Key Takeaways
- The New York Times maintains an extensive historical archive, known as "the morgue," in Manhattan.
- Archivist Jeff Roth manages millions of news clippings, books, and photographs dating to the 19th century.
- The archive was crucial for reporters before the internet, providing historical context and serendipitous discoveries.
- Its unique, anachronistic filing system categorizes vast historical content for the organization.
Deep Dive
- Host Rachel Abrams introduces a visit to The New York Times "morgue," an archive of historical news clippings and books in Manhattan.
- The archive contains millions of newspaper clippings and books, with some originating from the University of Texas, dating back to the 1800s.
- Archivist Jeff Roth has managed the collection, which is estimated to weigh 700,000 pounds, since 2007.
- Former executive editor A.M. Rosenthal highlighted the "joy of serendipity" found in the morgue, which was crucial for reporters.
- Rosenthal stated, "No morgue, no paper," emphasizing the archive's role as the paper's memory and history.
- The archive's origins date back to the late 1800s, with a formalized system around 1905 that employed young boys for collection and coding.
- The term "morgue" for the archive originated from stories being placed in "dead drawers."
- As these drawers accumulated with historical content, the collection collectively became known as the morgue.
- This distinctive term is believed to have been in use since the late 1800s.
- The New York Times archive contains approximately 3,000 to 4,000 advance obituaries, written ahead of a person's death.
- The earliest clip files within the morgue date back to the late 1870s.
- An article about a Civil War general and Speaker of the House was written in 1899, with the subject living into the 1930s.

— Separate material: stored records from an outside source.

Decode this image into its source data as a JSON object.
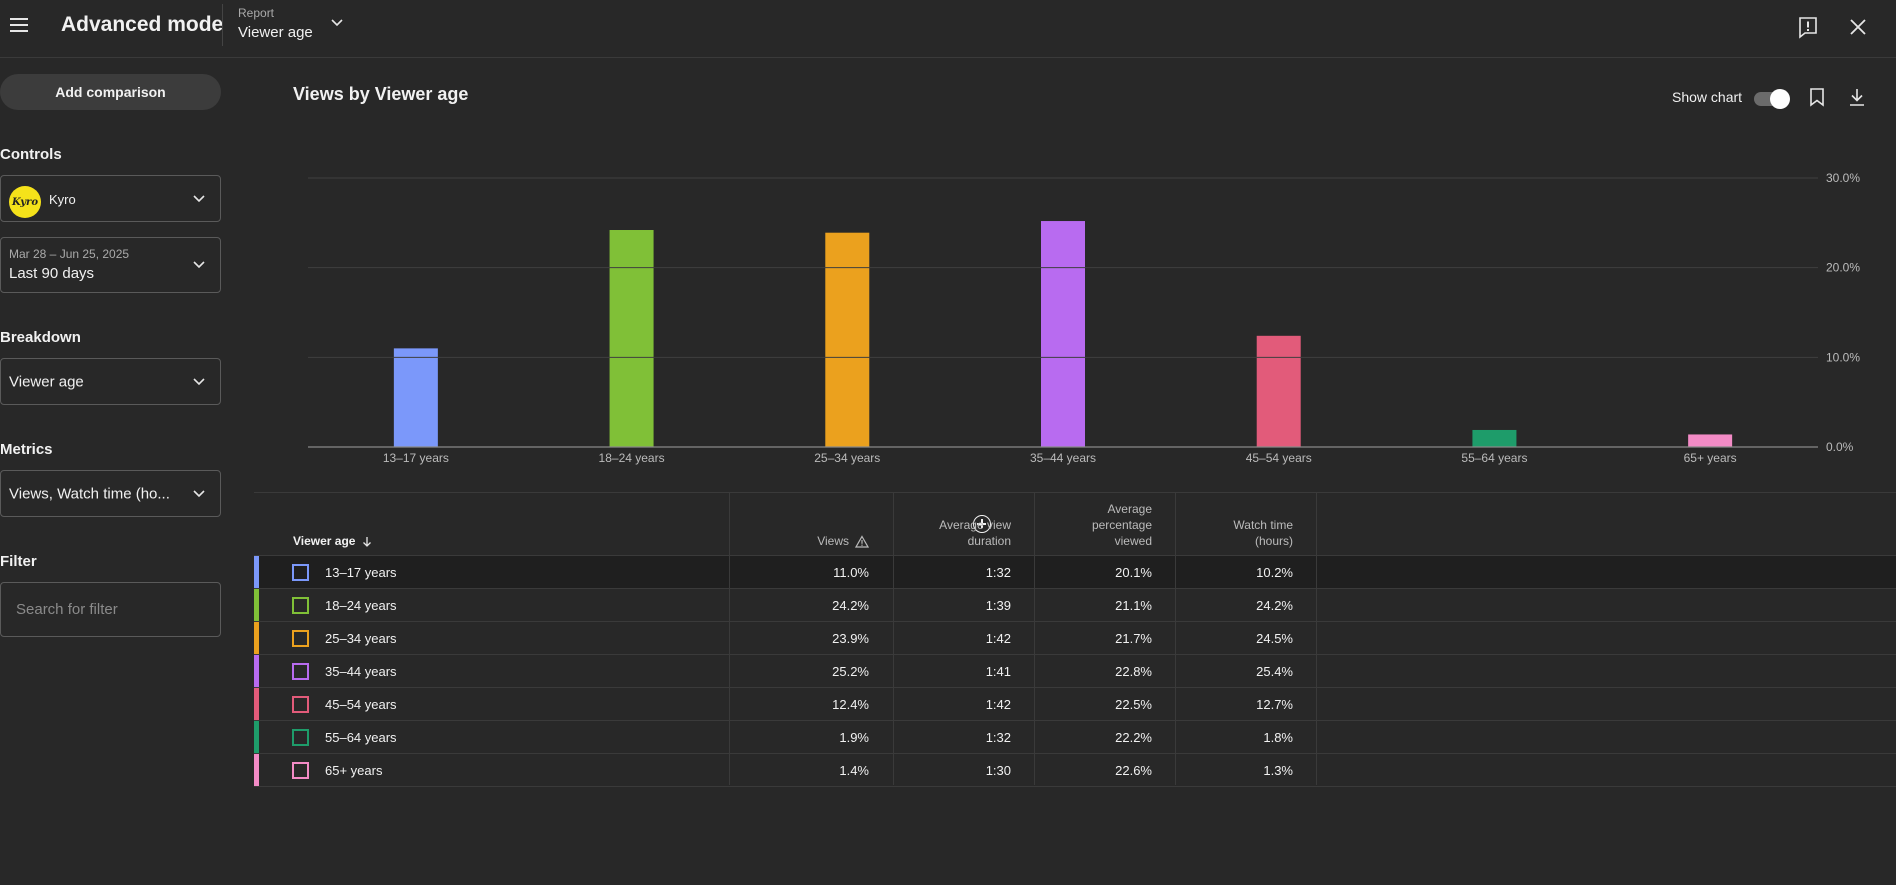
{
  "header": {
    "title": "Advanced mode",
    "report_kicker": "Report",
    "report_value": "Viewer age"
  },
  "sidebar": {
    "add_comparison": "Add comparison",
    "controls_label": "Controls",
    "channel_name": "Kyro",
    "channel_logo_text": "Kyro",
    "date_range": "Mar 28 – Jun 25, 2025",
    "date_preset": "Last 90 days",
    "breakdown_label": "Breakdown",
    "breakdown_value": "Viewer age",
    "metrics_label": "Metrics",
    "metrics_value": "Views, Watch time (ho...",
    "filter_label": "Filter",
    "filter_placeholder": "Search for filter"
  },
  "chart": {
    "title": "Views by Viewer age",
    "show_chart_label": "Show chart"
  },
  "chart_data": {
    "type": "bar",
    "categories": [
      "13–17 years",
      "18–24 years",
      "25–34 years",
      "35–44 years",
      "45–54 years",
      "55–64 years",
      "65+ years"
    ],
    "values": [
      11.0,
      24.2,
      23.9,
      25.2,
      12.4,
      1.9,
      1.4
    ],
    "colors": [
      "#7b98fa",
      "#80c037",
      "#eba11e",
      "#b86bf0",
      "#e25b7a",
      "#1e9c6a",
      "#f38bc6"
    ],
    "ylim": [
      0,
      30
    ],
    "yticks": [
      "0.0%",
      "10.0%",
      "20.0%",
      "30.0%"
    ],
    "title": "Views by Viewer age",
    "grid": true
  },
  "table": {
    "columns": [
      {
        "label": "Viewer age"
      },
      {
        "label": "Views"
      },
      {
        "label": "Average view duration"
      },
      {
        "label": "Average percentage viewed"
      },
      {
        "label": "Watch time (hours)"
      }
    ],
    "rows": [
      {
        "label": "13–17 years",
        "color": "#7b98fa",
        "views": "11.0%",
        "avd": "1:32",
        "apv": "20.1%",
        "watch": "10.2%"
      },
      {
        "label": "18–24 years",
        "color": "#80c037",
        "views": "24.2%",
        "avd": "1:39",
        "apv": "21.1%",
        "watch": "24.2%"
      },
      {
        "label": "25–34 years",
        "color": "#eba11e",
        "views": "23.9%",
        "avd": "1:42",
        "apv": "21.7%",
        "watch": "24.5%"
      },
      {
        "label": "35–44 years",
        "color": "#b86bf0",
        "views": "25.2%",
        "avd": "1:41",
        "apv": "22.8%",
        "watch": "25.4%"
      },
      {
        "label": "45–54 years",
        "color": "#e25b7a",
        "views": "12.4%",
        "avd": "1:42",
        "apv": "22.5%",
        "watch": "12.7%"
      },
      {
        "label": "55–64 years",
        "color": "#1e9c6a",
        "views": "1.9%",
        "avd": "1:32",
        "apv": "22.2%",
        "watch": "1.8%"
      },
      {
        "label": "65+ years",
        "color": "#f38bc6",
        "views": "1.4%",
        "avd": "1:30",
        "apv": "22.6%",
        "watch": "1.3%"
      }
    ]
  },
  "icons": {
    "menu": "hamburger-menu-icon",
    "report_dropdown": "chevron-down-icon",
    "feedback": "feedback-icon",
    "close": "close-icon",
    "bookmark": "bookmark-icon",
    "download": "download-icon",
    "sort": "arrow-down-icon",
    "warning": "warning-icon",
    "add_column": "add-circle-icon"
  }
}
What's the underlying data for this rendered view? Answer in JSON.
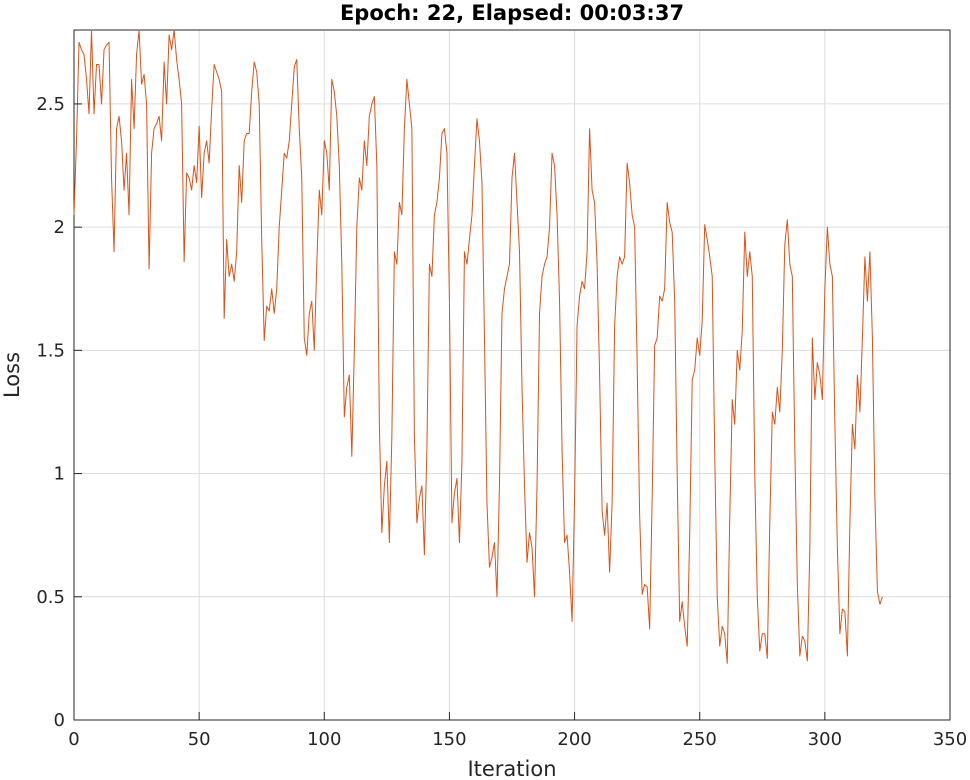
{
  "chart_data": {
    "type": "line",
    "title": "Epoch: 22, Elapsed: 00:03:37",
    "xlabel": "Iteration",
    "ylabel": "Loss",
    "xlim": [
      0,
      350
    ],
    "ylim": [
      0,
      2.8
    ],
    "xticks": [
      0,
      50,
      100,
      150,
      200,
      250,
      300,
      350
    ],
    "yticks": [
      0,
      0.5,
      1,
      1.5,
      2,
      2.5
    ],
    "ytick_labels": [
      "0",
      "0.5",
      "1",
      "1.5",
      "2",
      "2.5"
    ],
    "grid": true,
    "series": [
      {
        "color": "#d95319",
        "points": [
          [
            0,
            2.05
          ],
          [
            1,
            2.35
          ],
          [
            2,
            2.75
          ],
          [
            3,
            2.72
          ],
          [
            4,
            2.7
          ],
          [
            5,
            2.6
          ],
          [
            6,
            2.46
          ],
          [
            7,
            2.8
          ],
          [
            8,
            2.46
          ],
          [
            9,
            2.66
          ],
          [
            10,
            2.66
          ],
          [
            11,
            2.5
          ],
          [
            12,
            2.72
          ],
          [
            13,
            2.74
          ],
          [
            14,
            2.75
          ],
          [
            15,
            2.2
          ],
          [
            16,
            1.9
          ],
          [
            17,
            2.4
          ],
          [
            18,
            2.45
          ],
          [
            19,
            2.35
          ],
          [
            20,
            2.15
          ],
          [
            21,
            2.3
          ],
          [
            22,
            2.05
          ],
          [
            23,
            2.6
          ],
          [
            24,
            2.4
          ],
          [
            25,
            2.7
          ],
          [
            26,
            2.8
          ],
          [
            27,
            2.58
          ],
          [
            28,
            2.62
          ],
          [
            29,
            2.5
          ],
          [
            30,
            1.83
          ],
          [
            31,
            2.3
          ],
          [
            32,
            2.4
          ],
          [
            33,
            2.42
          ],
          [
            34,
            2.45
          ],
          [
            35,
            2.35
          ],
          [
            36,
            2.67
          ],
          [
            37,
            2.5
          ],
          [
            38,
            2.78
          ],
          [
            39,
            2.72
          ],
          [
            40,
            2.8
          ],
          [
            41,
            2.68
          ],
          [
            42,
            2.6
          ],
          [
            43,
            2.5
          ],
          [
            44,
            1.86
          ],
          [
            45,
            2.22
          ],
          [
            46,
            2.2
          ],
          [
            47,
            2.15
          ],
          [
            48,
            2.25
          ],
          [
            49,
            2.18
          ],
          [
            50,
            2.41
          ],
          [
            51,
            2.12
          ],
          [
            52,
            2.3
          ],
          [
            53,
            2.35
          ],
          [
            54,
            2.26
          ],
          [
            55,
            2.48
          ],
          [
            56,
            2.66
          ],
          [
            57,
            2.63
          ],
          [
            58,
            2.6
          ],
          [
            59,
            2.55
          ],
          [
            60,
            1.63
          ],
          [
            61,
            1.95
          ],
          [
            62,
            1.8
          ],
          [
            63,
            1.85
          ],
          [
            64,
            1.78
          ],
          [
            65,
            1.9
          ],
          [
            66,
            2.25
          ],
          [
            67,
            2.1
          ],
          [
            68,
            2.35
          ],
          [
            69,
            2.38
          ],
          [
            70,
            2.38
          ],
          [
            71,
            2.55
          ],
          [
            72,
            2.67
          ],
          [
            73,
            2.63
          ],
          [
            74,
            2.5
          ],
          [
            75,
            1.95
          ],
          [
            76,
            1.54
          ],
          [
            77,
            1.68
          ],
          [
            78,
            1.66
          ],
          [
            79,
            1.75
          ],
          [
            80,
            1.65
          ],
          [
            81,
            1.75
          ],
          [
            82,
            2.0
          ],
          [
            83,
            2.15
          ],
          [
            84,
            2.3
          ],
          [
            85,
            2.28
          ],
          [
            86,
            2.35
          ],
          [
            87,
            2.5
          ],
          [
            88,
            2.65
          ],
          [
            89,
            2.68
          ],
          [
            90,
            2.4
          ],
          [
            91,
            2.2
          ],
          [
            92,
            1.55
          ],
          [
            93,
            1.48
          ],
          [
            94,
            1.65
          ],
          [
            95,
            1.7
          ],
          [
            96,
            1.5
          ],
          [
            97,
            1.85
          ],
          [
            98,
            2.15
          ],
          [
            99,
            2.05
          ],
          [
            100,
            2.35
          ],
          [
            101,
            2.3
          ],
          [
            102,
            2.15
          ],
          [
            103,
            2.6
          ],
          [
            104,
            2.55
          ],
          [
            105,
            2.45
          ],
          [
            106,
            2.25
          ],
          [
            107,
            1.85
          ],
          [
            108,
            1.23
          ],
          [
            109,
            1.35
          ],
          [
            110,
            1.4
          ],
          [
            111,
            1.07
          ],
          [
            112,
            1.5
          ],
          [
            113,
            2.0
          ],
          [
            114,
            2.2
          ],
          [
            115,
            2.15
          ],
          [
            116,
            2.35
          ],
          [
            117,
            2.25
          ],
          [
            118,
            2.45
          ],
          [
            119,
            2.5
          ],
          [
            120,
            2.53
          ],
          [
            121,
            2.25
          ],
          [
            122,
            1.2
          ],
          [
            123,
            0.76
          ],
          [
            124,
            0.95
          ],
          [
            125,
            1.05
          ],
          [
            126,
            0.72
          ],
          [
            127,
            1.15
          ],
          [
            128,
            1.9
          ],
          [
            129,
            1.85
          ],
          [
            130,
            2.1
          ],
          [
            131,
            2.05
          ],
          [
            132,
            2.4
          ],
          [
            133,
            2.6
          ],
          [
            134,
            2.5
          ],
          [
            135,
            2.4
          ],
          [
            136,
            1.15
          ],
          [
            137,
            0.8
          ],
          [
            138,
            0.9
          ],
          [
            139,
            0.95
          ],
          [
            140,
            0.67
          ],
          [
            141,
            1.1
          ],
          [
            142,
            1.85
          ],
          [
            143,
            1.8
          ],
          [
            144,
            2.05
          ],
          [
            145,
            2.1
          ],
          [
            146,
            2.2
          ],
          [
            147,
            2.38
          ],
          [
            148,
            2.4
          ],
          [
            149,
            2.3
          ],
          [
            150,
            1.7
          ],
          [
            151,
            0.8
          ],
          [
            152,
            0.92
          ],
          [
            153,
            0.98
          ],
          [
            154,
            0.72
          ],
          [
            155,
            1.05
          ],
          [
            156,
            1.9
          ],
          [
            157,
            1.85
          ],
          [
            158,
            1.95
          ],
          [
            159,
            2.05
          ],
          [
            160,
            2.25
          ],
          [
            161,
            2.44
          ],
          [
            162,
            2.35
          ],
          [
            163,
            2.18
          ],
          [
            164,
            1.55
          ],
          [
            165,
            0.88
          ],
          [
            166,
            0.62
          ],
          [
            167,
            0.66
          ],
          [
            168,
            0.72
          ],
          [
            169,
            0.5
          ],
          [
            170,
            0.96
          ],
          [
            171,
            1.65
          ],
          [
            172,
            1.75
          ],
          [
            173,
            1.8
          ],
          [
            174,
            1.85
          ],
          [
            175,
            2.2
          ],
          [
            176,
            2.3
          ],
          [
            177,
            2.1
          ],
          [
            178,
            1.9
          ],
          [
            179,
            1.35
          ],
          [
            180,
            0.95
          ],
          [
            181,
            0.64
          ],
          [
            182,
            0.76
          ],
          [
            183,
            0.7
          ],
          [
            184,
            0.5
          ],
          [
            185,
            0.95
          ],
          [
            186,
            1.65
          ],
          [
            187,
            1.8
          ],
          [
            188,
            1.85
          ],
          [
            189,
            1.88
          ],
          [
            190,
            2.0
          ],
          [
            191,
            2.3
          ],
          [
            192,
            2.25
          ],
          [
            193,
            2.05
          ],
          [
            194,
            1.7
          ],
          [
            195,
            1.1
          ],
          [
            196,
            0.72
          ],
          [
            197,
            0.75
          ],
          [
            198,
            0.6
          ],
          [
            199,
            0.4
          ],
          [
            200,
            0.9
          ],
          [
            201,
            1.6
          ],
          [
            202,
            1.72
          ],
          [
            203,
            1.78
          ],
          [
            204,
            1.75
          ],
          [
            205,
            1.9
          ],
          [
            206,
            2.4
          ],
          [
            207,
            2.15
          ],
          [
            208,
            2.1
          ],
          [
            209,
            1.85
          ],
          [
            210,
            1.4
          ],
          [
            211,
            0.85
          ],
          [
            212,
            0.75
          ],
          [
            213,
            0.88
          ],
          [
            214,
            0.6
          ],
          [
            215,
            0.88
          ],
          [
            216,
            1.6
          ],
          [
            217,
            1.8
          ],
          [
            218,
            1.88
          ],
          [
            219,
            1.85
          ],
          [
            220,
            1.88
          ],
          [
            221,
            2.26
          ],
          [
            222,
            2.18
          ],
          [
            223,
            2.05
          ],
          [
            224,
            2.0
          ],
          [
            225,
            1.45
          ],
          [
            226,
            0.83
          ],
          [
            227,
            0.51
          ],
          [
            228,
            0.55
          ],
          [
            229,
            0.54
          ],
          [
            230,
            0.37
          ],
          [
            231,
            0.9
          ],
          [
            232,
            1.52
          ],
          [
            233,
            1.55
          ],
          [
            234,
            1.72
          ],
          [
            235,
            1.7
          ],
          [
            236,
            1.75
          ],
          [
            237,
            2.1
          ],
          [
            238,
            2.02
          ],
          [
            239,
            1.98
          ],
          [
            240,
            1.7
          ],
          [
            241,
            1.0
          ],
          [
            242,
            0.4
          ],
          [
            243,
            0.48
          ],
          [
            244,
            0.38
          ],
          [
            245,
            0.3
          ],
          [
            246,
            0.75
          ],
          [
            247,
            1.38
          ],
          [
            248,
            1.42
          ],
          [
            249,
            1.55
          ],
          [
            250,
            1.48
          ],
          [
            251,
            1.62
          ],
          [
            252,
            2.01
          ],
          [
            253,
            1.95
          ],
          [
            254,
            1.88
          ],
          [
            255,
            1.8
          ],
          [
            256,
            1.08
          ],
          [
            257,
            0.5
          ],
          [
            258,
            0.3
          ],
          [
            259,
            0.38
          ],
          [
            260,
            0.35
          ],
          [
            261,
            0.23
          ],
          [
            262,
            0.82
          ],
          [
            263,
            1.3
          ],
          [
            264,
            1.2
          ],
          [
            265,
            1.5
          ],
          [
            266,
            1.42
          ],
          [
            267,
            1.58
          ],
          [
            268,
            1.98
          ],
          [
            269,
            1.8
          ],
          [
            270,
            1.9
          ],
          [
            271,
            1.8
          ],
          [
            272,
            1.0
          ],
          [
            273,
            0.5
          ],
          [
            274,
            0.28
          ],
          [
            275,
            0.35
          ],
          [
            276,
            0.35
          ],
          [
            277,
            0.25
          ],
          [
            278,
            0.8
          ],
          [
            279,
            1.25
          ],
          [
            280,
            1.2
          ],
          [
            281,
            1.35
          ],
          [
            282,
            1.25
          ],
          [
            283,
            1.5
          ],
          [
            284,
            1.93
          ],
          [
            285,
            2.03
          ],
          [
            286,
            1.85
          ],
          [
            287,
            1.8
          ],
          [
            288,
            1.1
          ],
          [
            289,
            0.55
          ],
          [
            290,
            0.26
          ],
          [
            291,
            0.34
          ],
          [
            292,
            0.32
          ],
          [
            293,
            0.24
          ],
          [
            294,
            0.7
          ],
          [
            295,
            1.55
          ],
          [
            296,
            1.3
          ],
          [
            297,
            1.45
          ],
          [
            298,
            1.4
          ],
          [
            299,
            1.3
          ],
          [
            300,
            1.75
          ],
          [
            301,
            2.0
          ],
          [
            302,
            1.85
          ],
          [
            303,
            1.8
          ],
          [
            304,
            1.2
          ],
          [
            305,
            0.7
          ],
          [
            306,
            0.35
          ],
          [
            307,
            0.45
          ],
          [
            308,
            0.44
          ],
          [
            309,
            0.26
          ],
          [
            310,
            0.8
          ],
          [
            311,
            1.2
          ],
          [
            312,
            1.1
          ],
          [
            313,
            1.4
          ],
          [
            314,
            1.25
          ],
          [
            315,
            1.55
          ],
          [
            316,
            1.88
          ],
          [
            317,
            1.7
          ],
          [
            318,
            1.9
          ],
          [
            319,
            1.55
          ],
          [
            320,
            0.9
          ],
          [
            321,
            0.52
          ],
          [
            322,
            0.47
          ],
          [
            323,
            0.5
          ]
        ]
      }
    ]
  }
}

- The archive, housed in the old New York Times building on West 43rd Street from 1913 to 2007, operated with three daily shifts.
- At its peak, the morgue employed 20 to 30 people, combining clippings and a picture library in 1968.
- Archivist Jeff Roth started around 1993, retrieving requested materials for reporters and picture editors from a counter.
- Archivist Jeff Roth estimates the collection contains over 10 million physical clippings, categorized using a historical thesaurus of descriptors.
- The archive's anachronistic filing system categorizes modern technology like computers under older terms such as "office machines" and "calculators."
- New categories are created for emerging terms, but some, like "TikTok," do not yet have dedicated files.